But after meeting the veteran character actor, producers Peter Berg and Alexandra Cunningham asked him to try out for Irish cop Augie.
The affable Griffin has a point. During our hour-long phone conversation in which he told plenty of stories about growing up in Lincoln Park, his love of the Cubs and his past movie roles, he showed the same playful sense of humor that Augie uses to keep things light even during the darkest of homicide investigations.
“[Augie’s] the class clown of the squad and [Tim’s] the class clown of the cast,” Cunningham said during a separate interview with the show’s star, Maria Bello.

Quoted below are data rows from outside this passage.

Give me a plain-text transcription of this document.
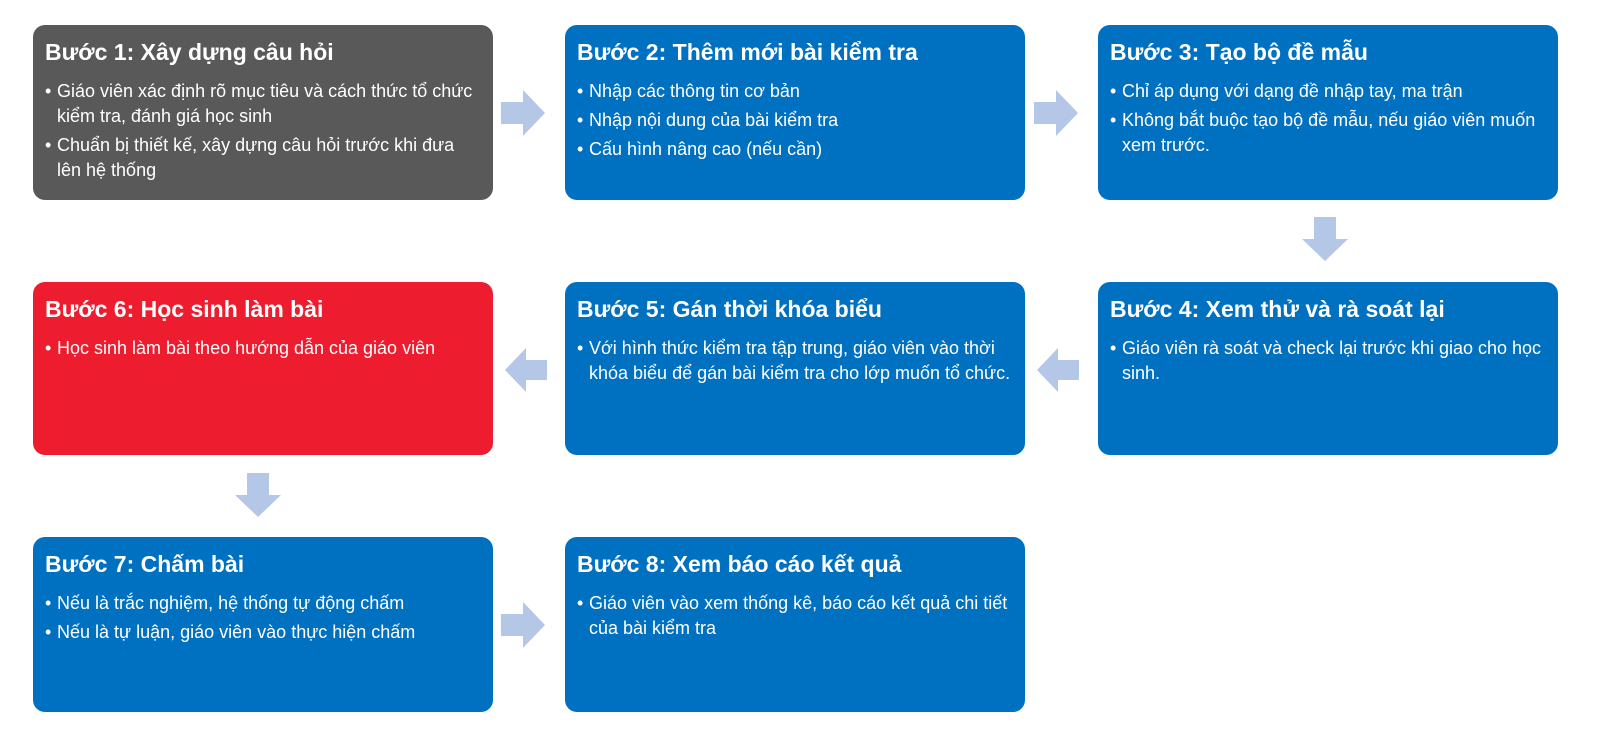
Bước 1: Xây dựng câu hỏi
• Giáo viên xác định rõ mục tiêu và cách thức tổ chức kiểm tra, đánh giá học sinh
• Chuẩn bị thiết kế, xây dựng câu hỏi trước khi đưa lên hệ thống
Bước 2: Thêm mới bài kiểm tra
• Nhập các thông tin cơ bản
• Nhập nội dung của bài kiểm tra
• Cấu hình nâng cao (nếu cần)
Bước 3: Tạo bộ đề mẫu
• Chỉ áp dụng với dạng đề nhập tay, ma trận
• Không bắt buộc tạo bộ đề mẫu, nếu giáo viên muốn xem trước.
Bước 4: Xem thử và rà soát lại
• Giáo viên rà soát và check lại trước khi giao cho học sinh.
Bước 5: Gán thời khóa biểu
• Với hình thức kiểm tra tập trung, giáo viên vào thời khóa biểu để gán bài kiểm tra cho lớp muốn tổ chức.
Bước 6: Học sinh làm bài
• Học sinh làm bài theo hướng dẫn của giáo viên
Bước 7: Chấm bài
• Nếu là trắc nghiệm, hệ thống tự động chấm
• Nếu là tự luận, giáo viên vào thực hiện chấm
Bước 8: Xem báo cáo kết quả
• Giáo viên vào xem thống kê, báo cáo kết quả chi tiết của bài kiểm tra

“Tim is one of the funniest people I’ve ever met in my life,” Bello said. “He makes me laugh every single day.”
Bello plays Jane Timoney, a gruff detective new to the homicide division in the series that airs at 9 p.m. Thursdays on NBC and is based on the British show of the same name.
Jane initially alienates Augie and the other male detectives who call themselves the “Beef Trust.” In the two episodes that have aired so far, they have only sporadically accepted Jane into the fold, despite her obvious prowess at solving cases.

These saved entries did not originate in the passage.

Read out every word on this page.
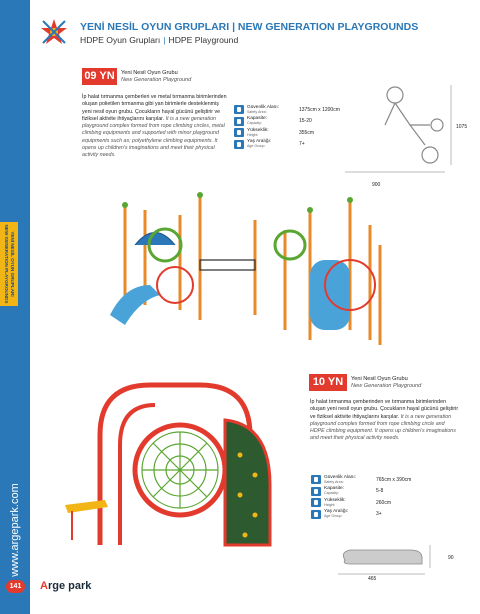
YENİ NESİL OYUN GRUPLARI
NEW GENERATION PLAYGROUNDS
www.argepark.com
141
YENİ NESİL OYUN GRUPLARI | NEW GENERATION PLAYGROUNDS
HDPE Oyun Grupları | HDPE Playground
09 YN	Yeni Nesil Oyun Grubu
New Generation Playground
İp halat tırmanma çemberleri ve metal tırmanma birimlerinden oluşan polietilen tırmanma gibi yan birimlerle desteklenmiş yeni nesil oyun grubu. Çocukların hayal gücünü geliştirir ve fiziksel aktivite ihtiyaçlarını karşılar. It is a new generation playground complex formed from rope climbing circles, metal climbing equipments and supported with minor playground equipments such as; polyethylene climbing equipments. It opens up children's imaginations and meet their physical activity needs.
Güvenlik Alanı:
Safety Area:	1375cm x 1200cm
Kapasite:
Capacity:	15-20
Yükseklik:
Height:	355cm
Yaş Aralığı:
Age Group:	7+
1075
900
10 YN	Yeni Nesil Oyun Grubu
New Generation Playground
İp halat tırmanma çemberinden ve tırmanma birimlerinden oluşan yeni nesil oyun grubu. Çocukların hayal gücünü geliştirir ve fiziksel aktivite ihtiyaçlarını karşılar. It is a new generation playground complex formed from rope climbing circle and HDPE climbing equipment. It opens up children's imaginations and meet their physical activity needs.
Güvenlik Alanı:
Safety Area:	765cm x 390cm
Kapasite:
Capacity:	5-8
Yükseklik:
Height:	260cm
Yaş Aralığı:
Age Group:	3+
90
465
Arge park
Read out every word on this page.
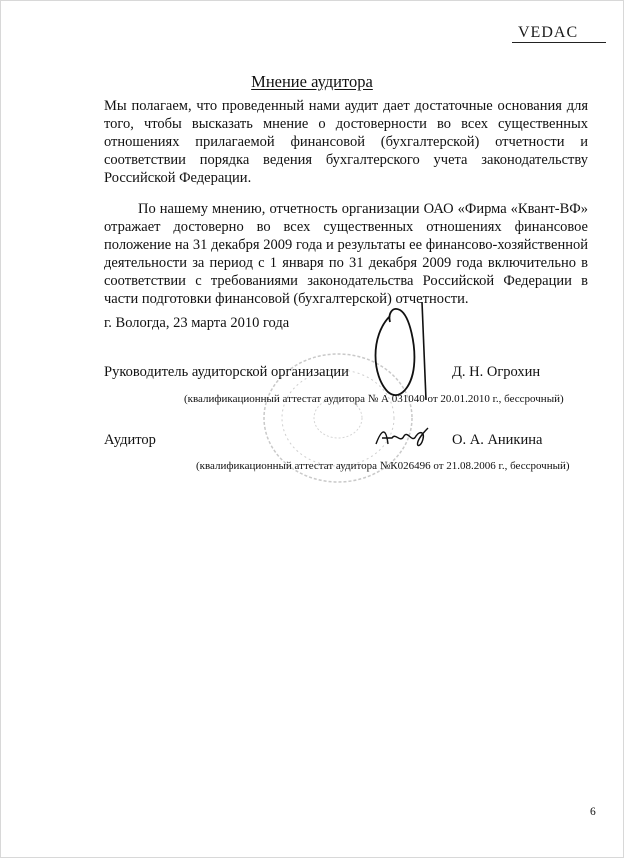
VEDAC
Мнение аудитора
Мы полагаем, что проведенный нами аудит дает достаточные основания для того, чтобы высказать мнение о достоверности во всех существенных отношениях прилагаемой финансовой (бухгалтерской) отчетности и соответствии порядка ведения бухгалтерского учета законодательству Российской Федерации.
По нашему мнению, отчетность организации ОАО «Фирма «Квант-ВФ» отражает достоверно во всех существенных отношениях финансовое положение на 31 декабря 2009 года и результаты ее финансово-хозяйственной деятельности за период с 1 января по 31 декабря 2009 года включительно в соответствии с требованиями законодательства Российской Федерации в части подготовки финансовой (бухгалтерской) отчетности.
г. Вологда, 23 марта 2010 года
Руководитель аудиторской организации	Д. Н. Огрохин
(квалификационный аттестат аудитора № А 031040 от 20.01.2010 г., бессрочный)
Аудитор	О. А. Аникина
(квалификационный аттестат аудитора №К026496 от 21.08.2006 г., бессрочный)
6
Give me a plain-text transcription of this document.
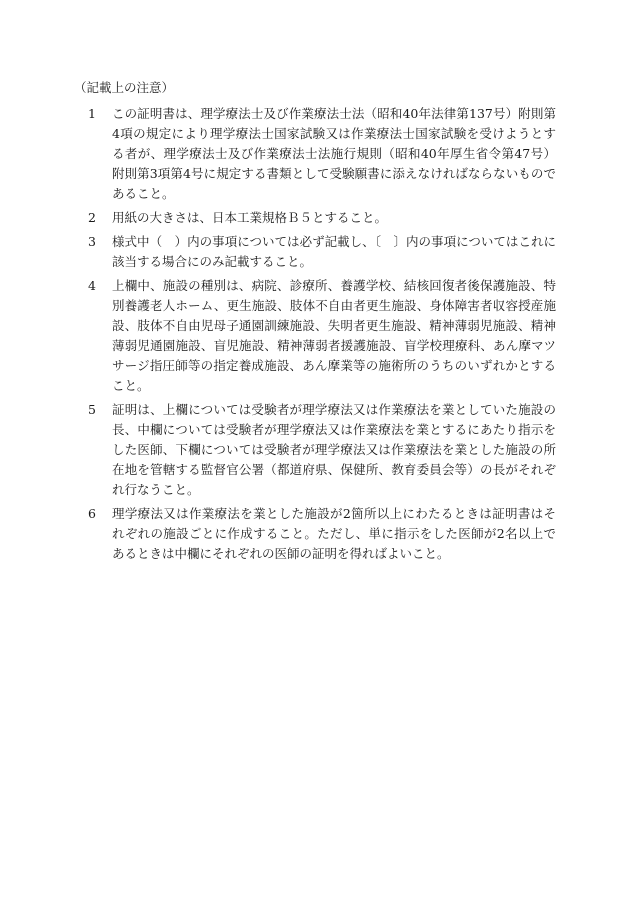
（記載上の注意）
1	この証明書は、理学療法士及び作業療法士法（昭和40年法律第137号）附則第4項の規定により理学療法士国家試験又は作業療法士国家試験を受けようとする者が、理学療法士及び作業療法士法施行規則（昭和40年厚生省令第47号）附則第3項第4号に規定する書類として受験願書に添えなければならないものであること。
2	用紙の大きさは、日本工業規格Ｂ５とすること。
3	様式中（　）内の事項については必ず記載し、〔　〕内の事項についてはこれに該当する場合にのみ記載すること。
4	上欄中、施設の種別は、病院、診療所、養護学校、結核回復者後保護施設、特別養護老人ホーム、更生施設、肢体不自由者更生施設、身体障害者収容授産施設、肢体不自由児母子通園訓練施設、失明者更生施設、精神薄弱児施設、精神薄弱児通園施設、盲児施設、精神薄弱者援護施設、盲学校理療科、あん摩マツサージ指圧師等の指定養成施設、あん摩業等の施術所のうちのいずれかとすること。
5	証明は、上欄については受験者が理学療法又は作業療法を業としていた施設の長、中欄については受験者が理学療法又は作業療法を業とするにあたり指示をした医師、下欄については受験者が理学療法又は作業療法を業とした施設の所在地を管轄する監督官公署（都道府県、保健所、教育委員会等）の長がそれぞれ行なうこと。
6	理学療法又は作業療法を業とした施設が2箇所以上にわたるときは証明書はそれぞれの施設ごとに作成すること。ただし、単に指示をした医師が2名以上であるときは中欄にそれぞれの医師の証明を得ればよいこと。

“We slowly recognize that she’s great at her job. She might not have the most accessible personality, but she becomes part of our squad,” Griffin said, promising a lot of humorous moments that bring the squad members closer together.
Griffin said the writers have picked up on the relationships between the actors to bring a lot of that interplay to life. He and Bello, for example, had co-starred in two films prior to getting “Prime Suspect.” When they saw each other on set, they couldn’t believe it. “We just had a natural rapport,” he said. “We’re all like brothers and sisters now.”
“Abduction” and “Carjacked,” the two films he did with Bello, are not Griffin’s only big screen roles this year. He also appeared in “Conception” with Julie Bowen and David Arquette, “Super 8” with Kyle Chandler and the latest film from director Chris Weitz titled “A Better Life.”
That’s a whole lot of acting for a guy who sort of accidentally fell into the profession.
As a fifth grader he gained the attention of Chicago casting agents when he starred in a school production of “Oliver Twist.” It led to his acting in local stage productions from the Goodman and Body Politic theaters, among others. But he wasn’t convinced he wanted to act for a living, so he went to college at the University of Vermont where he double majored in English and Political Science, but kept acting as a hobby with a group called the University Players.
In summer 1988, Griffin the sophomore was driving home to Chicago when his car broke down outside of New York City. So he called his best friend’s mom, Maureen Brookman, a Chicago agent he had worked with in the past, who told him about auditions for an After School Special called “Taking a Stand.”
“I ended up auditioning for it and winning this role,” he said, chuckling. “And people were actually mad at me, like, ‘Who is this frickin’ kid? Where’d he come from?’
“And I said, ‘I’m from Chicago. My car just broke down here.”
His experience on that film and several other TV gigs that summer convinced him to pursue acting, so he moved to L.A. with a mandate that he had one year to become a legitimate actor.
The rest, as they say, is history. He appeared in tons of TV shows and before being cast by John Singleton in the film “Higher Learning.” He’s gone on to star in such films as “Cloverfield,” “Star Trek,” “Leatherheads,” “Men Who Stare at Goats” and “The Bourne Supremacy” (where Matt Damon broke his nose).
With this year’s “Abduction,” he was reunited with Singleton.
“Now 20 years later, we’re doing ‘Abduction’ together,” he said. “You know what I mean? I’m just a this Chicago boy; it’s sort of crazy.”